In its 2023 budget, the federal government announced plans to require that federally regulated pension plan sponsors disclose their cryptocurrency asset exposure to the Office of the Superintendent of Financial Institutions.

The government has yet to announce how the pension disclosure requirements will be implemented.

“Just how these guidelines will affect standards of governance or regulatory burdens will depend on the details,” says Jeffrey Sommers, a partner in pensions, benefits and executive compensation at Blake, Cassels & Graydon LLP. “What is clear is that the feds are looking at crypto as a unique asset class that requires continuous monitoring and special disclosure measures.”

Read: What’s in the federal budget for DB pension plans, institutional investors?

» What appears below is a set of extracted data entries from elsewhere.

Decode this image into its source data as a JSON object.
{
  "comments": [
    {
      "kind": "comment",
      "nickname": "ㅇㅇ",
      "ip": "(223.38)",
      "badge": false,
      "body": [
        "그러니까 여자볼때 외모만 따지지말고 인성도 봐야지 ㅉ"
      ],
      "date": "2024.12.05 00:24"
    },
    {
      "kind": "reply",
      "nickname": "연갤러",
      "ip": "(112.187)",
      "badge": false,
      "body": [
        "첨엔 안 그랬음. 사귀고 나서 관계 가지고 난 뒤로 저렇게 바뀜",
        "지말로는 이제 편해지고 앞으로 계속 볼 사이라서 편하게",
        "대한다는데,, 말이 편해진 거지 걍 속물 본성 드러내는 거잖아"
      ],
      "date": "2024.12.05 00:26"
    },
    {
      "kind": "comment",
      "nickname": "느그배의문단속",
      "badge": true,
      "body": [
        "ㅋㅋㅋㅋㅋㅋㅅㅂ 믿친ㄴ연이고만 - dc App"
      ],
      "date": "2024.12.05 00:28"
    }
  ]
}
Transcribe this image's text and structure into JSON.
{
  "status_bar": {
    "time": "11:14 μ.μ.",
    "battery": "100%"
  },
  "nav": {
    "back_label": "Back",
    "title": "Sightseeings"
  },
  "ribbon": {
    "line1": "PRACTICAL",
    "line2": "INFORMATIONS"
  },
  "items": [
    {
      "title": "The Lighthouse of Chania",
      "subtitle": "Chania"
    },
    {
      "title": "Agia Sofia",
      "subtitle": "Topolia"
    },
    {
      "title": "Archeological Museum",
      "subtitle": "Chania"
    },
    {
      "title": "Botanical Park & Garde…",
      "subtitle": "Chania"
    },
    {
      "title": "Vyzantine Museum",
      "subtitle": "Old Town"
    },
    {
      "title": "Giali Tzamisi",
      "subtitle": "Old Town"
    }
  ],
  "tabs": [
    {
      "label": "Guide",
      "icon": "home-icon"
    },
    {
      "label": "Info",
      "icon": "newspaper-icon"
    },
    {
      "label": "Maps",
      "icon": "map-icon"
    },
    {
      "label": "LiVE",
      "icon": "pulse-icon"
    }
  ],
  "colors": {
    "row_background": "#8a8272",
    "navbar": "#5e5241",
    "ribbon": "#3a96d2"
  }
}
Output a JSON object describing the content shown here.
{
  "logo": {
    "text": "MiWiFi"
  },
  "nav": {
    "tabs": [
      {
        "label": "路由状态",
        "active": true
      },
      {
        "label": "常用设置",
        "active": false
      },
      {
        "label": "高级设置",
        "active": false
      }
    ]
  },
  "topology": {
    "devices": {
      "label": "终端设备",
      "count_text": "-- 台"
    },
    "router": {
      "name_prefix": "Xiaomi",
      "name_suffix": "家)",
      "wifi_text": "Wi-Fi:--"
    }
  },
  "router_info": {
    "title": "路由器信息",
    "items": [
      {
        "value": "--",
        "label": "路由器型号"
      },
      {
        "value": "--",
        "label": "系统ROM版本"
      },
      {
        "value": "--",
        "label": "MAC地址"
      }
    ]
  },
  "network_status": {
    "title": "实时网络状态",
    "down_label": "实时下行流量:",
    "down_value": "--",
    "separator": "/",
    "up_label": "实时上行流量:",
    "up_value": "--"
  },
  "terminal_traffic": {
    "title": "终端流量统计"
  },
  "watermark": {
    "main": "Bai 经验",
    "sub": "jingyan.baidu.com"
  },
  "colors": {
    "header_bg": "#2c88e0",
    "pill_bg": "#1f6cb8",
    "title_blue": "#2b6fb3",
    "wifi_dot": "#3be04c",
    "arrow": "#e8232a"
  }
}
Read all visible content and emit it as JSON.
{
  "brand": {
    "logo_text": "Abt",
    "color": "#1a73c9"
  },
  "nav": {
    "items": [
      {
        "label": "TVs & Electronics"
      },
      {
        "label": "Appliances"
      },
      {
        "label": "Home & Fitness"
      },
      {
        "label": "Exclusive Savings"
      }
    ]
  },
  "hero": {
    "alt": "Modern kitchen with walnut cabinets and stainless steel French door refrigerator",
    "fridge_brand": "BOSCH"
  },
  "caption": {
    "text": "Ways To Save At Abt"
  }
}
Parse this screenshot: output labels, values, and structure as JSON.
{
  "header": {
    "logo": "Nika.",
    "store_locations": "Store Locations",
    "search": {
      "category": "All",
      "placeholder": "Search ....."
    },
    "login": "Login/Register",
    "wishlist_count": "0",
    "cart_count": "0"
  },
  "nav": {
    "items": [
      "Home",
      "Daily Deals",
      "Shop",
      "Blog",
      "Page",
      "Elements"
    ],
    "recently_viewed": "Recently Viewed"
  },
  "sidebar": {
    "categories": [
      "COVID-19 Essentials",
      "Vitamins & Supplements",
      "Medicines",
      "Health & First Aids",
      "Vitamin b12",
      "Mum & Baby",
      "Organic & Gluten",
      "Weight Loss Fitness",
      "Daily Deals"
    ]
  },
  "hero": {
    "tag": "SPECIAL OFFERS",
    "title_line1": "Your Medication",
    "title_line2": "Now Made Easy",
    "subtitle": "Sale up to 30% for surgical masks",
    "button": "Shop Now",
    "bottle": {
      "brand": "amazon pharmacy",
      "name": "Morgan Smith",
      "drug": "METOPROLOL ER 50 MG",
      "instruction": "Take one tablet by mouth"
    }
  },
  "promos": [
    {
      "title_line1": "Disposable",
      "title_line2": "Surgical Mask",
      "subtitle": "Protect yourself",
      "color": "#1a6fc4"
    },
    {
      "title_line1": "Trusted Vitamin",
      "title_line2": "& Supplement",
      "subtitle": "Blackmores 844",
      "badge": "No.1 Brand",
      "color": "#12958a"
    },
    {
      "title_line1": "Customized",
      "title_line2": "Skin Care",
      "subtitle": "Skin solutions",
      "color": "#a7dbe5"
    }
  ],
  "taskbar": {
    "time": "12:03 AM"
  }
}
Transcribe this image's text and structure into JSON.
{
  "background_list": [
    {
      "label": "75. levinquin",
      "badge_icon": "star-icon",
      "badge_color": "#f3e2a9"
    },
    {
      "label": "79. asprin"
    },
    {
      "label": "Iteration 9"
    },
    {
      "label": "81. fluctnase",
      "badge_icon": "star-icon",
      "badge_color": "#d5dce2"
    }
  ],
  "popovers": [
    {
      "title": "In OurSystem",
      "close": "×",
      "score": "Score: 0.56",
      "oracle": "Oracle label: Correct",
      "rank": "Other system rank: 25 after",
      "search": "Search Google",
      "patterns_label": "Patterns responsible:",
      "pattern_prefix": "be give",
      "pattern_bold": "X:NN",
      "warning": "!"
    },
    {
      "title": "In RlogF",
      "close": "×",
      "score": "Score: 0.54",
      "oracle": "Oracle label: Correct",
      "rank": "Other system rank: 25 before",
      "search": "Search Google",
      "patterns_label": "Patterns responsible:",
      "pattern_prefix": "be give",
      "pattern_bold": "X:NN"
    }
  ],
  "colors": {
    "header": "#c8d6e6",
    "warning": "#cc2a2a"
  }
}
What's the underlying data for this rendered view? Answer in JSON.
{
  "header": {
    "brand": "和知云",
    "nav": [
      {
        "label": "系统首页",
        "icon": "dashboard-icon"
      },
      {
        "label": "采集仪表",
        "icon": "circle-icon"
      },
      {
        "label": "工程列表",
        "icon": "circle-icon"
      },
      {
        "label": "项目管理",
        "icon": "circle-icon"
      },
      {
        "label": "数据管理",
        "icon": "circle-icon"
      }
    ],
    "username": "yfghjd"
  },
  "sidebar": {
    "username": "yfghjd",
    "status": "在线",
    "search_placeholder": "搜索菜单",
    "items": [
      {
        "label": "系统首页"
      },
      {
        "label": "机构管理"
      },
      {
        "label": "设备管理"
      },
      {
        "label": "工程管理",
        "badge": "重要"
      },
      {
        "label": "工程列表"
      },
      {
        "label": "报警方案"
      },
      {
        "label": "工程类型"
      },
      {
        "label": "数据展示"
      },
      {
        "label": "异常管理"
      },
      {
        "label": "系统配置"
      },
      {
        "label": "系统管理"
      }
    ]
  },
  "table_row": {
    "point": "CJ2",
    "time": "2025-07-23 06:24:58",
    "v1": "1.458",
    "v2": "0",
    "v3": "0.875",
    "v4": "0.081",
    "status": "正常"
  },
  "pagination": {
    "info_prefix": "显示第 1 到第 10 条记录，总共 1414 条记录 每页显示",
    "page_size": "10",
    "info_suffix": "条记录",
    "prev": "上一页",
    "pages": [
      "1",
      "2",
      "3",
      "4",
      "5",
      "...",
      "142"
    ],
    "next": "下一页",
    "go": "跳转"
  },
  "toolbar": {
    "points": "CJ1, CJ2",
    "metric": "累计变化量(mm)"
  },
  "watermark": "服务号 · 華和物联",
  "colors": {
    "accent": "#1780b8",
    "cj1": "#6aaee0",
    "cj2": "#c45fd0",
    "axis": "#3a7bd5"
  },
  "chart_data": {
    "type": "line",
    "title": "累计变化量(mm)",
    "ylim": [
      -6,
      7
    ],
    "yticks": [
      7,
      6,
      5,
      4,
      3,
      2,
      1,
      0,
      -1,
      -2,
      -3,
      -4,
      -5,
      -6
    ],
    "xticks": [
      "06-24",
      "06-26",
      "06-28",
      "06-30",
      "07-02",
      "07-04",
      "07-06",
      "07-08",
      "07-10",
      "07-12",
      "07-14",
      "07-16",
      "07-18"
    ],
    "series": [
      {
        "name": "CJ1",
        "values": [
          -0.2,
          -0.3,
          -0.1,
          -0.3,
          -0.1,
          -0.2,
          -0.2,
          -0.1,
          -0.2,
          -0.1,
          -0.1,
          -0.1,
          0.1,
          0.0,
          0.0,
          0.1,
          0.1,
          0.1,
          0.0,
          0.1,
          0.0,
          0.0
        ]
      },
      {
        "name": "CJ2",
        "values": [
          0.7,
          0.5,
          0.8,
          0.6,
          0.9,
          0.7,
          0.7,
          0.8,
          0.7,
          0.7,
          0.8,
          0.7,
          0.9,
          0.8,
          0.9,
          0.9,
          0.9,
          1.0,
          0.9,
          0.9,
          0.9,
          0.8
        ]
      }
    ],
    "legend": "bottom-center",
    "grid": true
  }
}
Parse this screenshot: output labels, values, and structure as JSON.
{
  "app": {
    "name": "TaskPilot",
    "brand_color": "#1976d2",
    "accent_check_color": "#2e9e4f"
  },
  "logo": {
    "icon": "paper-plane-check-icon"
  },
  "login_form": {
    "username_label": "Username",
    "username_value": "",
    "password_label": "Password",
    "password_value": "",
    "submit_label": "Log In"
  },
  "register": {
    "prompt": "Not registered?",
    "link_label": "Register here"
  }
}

The budget suggested the government will work with provinces and territories to discuss disclosure by Canada’s largest pension plan sponsors within their jurisdictions, but doesn’t specify whether all federally regulated plan sponsors, regardless of size, will be required to disclose. “The wording suggests that the government may be targeting only the largest plans, but how do you define ‘largest?’” asks Sommers. “In any event, the provinces would have to amend their legislation to mandate the disclosure.”

While the wording of the announcement suggests the disclosure will be to the regulator and not to plan members, the budget also noted the purpose of the discussions with the provinces and territories is to ensure Canadians are aware of their pension plans’ potential exposures to crypto assets.

Sommers says this indicates the government is at least thinking about disclosure to plan members. “But what’s interesting is that both the reference to size and the reference to members seems to apply only to provincially regulated plans. [There’s] no mention of either criteria appears in relation to federal plans.”

Read: Institutional investor trust in crypto declined in Q2: survey

The scope of the regulatory burden will depend on whom the funds must report to and the frequency of the required reporting, he says, noting the precise meaning of ‘exposure’ is also unclear. “Exposure might refer only to direct investments in Bitcoin, crypto [exchange traded funds] or crypto exchanges like FTX, which failed. But there’s also indirect exposure, which is considerably broader.”

For example, it isn’t clear whether a pension plan sponsor that invests in an indexed fund that counts crypto entities among its assets or that invests in a company like Tesla Inc. — which at one point had US$1.5 billion in Bitcoin in its treasury — would be required to report these investments. “That would be a much greater burden, so let’s hope it doesn’t get to that level,” he says.

However Joe Nunes, executive chairman of Actuarial Solutions Inc., says disclosure requirements won’t affect pension plan sponsors’ crypto-related investment decisions. “I don’t know if the need to disclose will have any impact on how pension plans invest, even though the disclosure won’t affect anything actuarial. My belief is that, if they want to invest, they’ll invest regardless of the disclosure requirements.

“The larger message is a reminder to plan administrators that they really need to understand the investments they’re selecting,” he adds. “Although the [Ontario Teachers’ Pension Plan], for example, is trying to wash away their crypto losses in the FTX collapse as ‘only $100 million’ that didn’t represent a significant part of their portfolio, the fact is that money could have been used to pay benefits or reduce contributions.”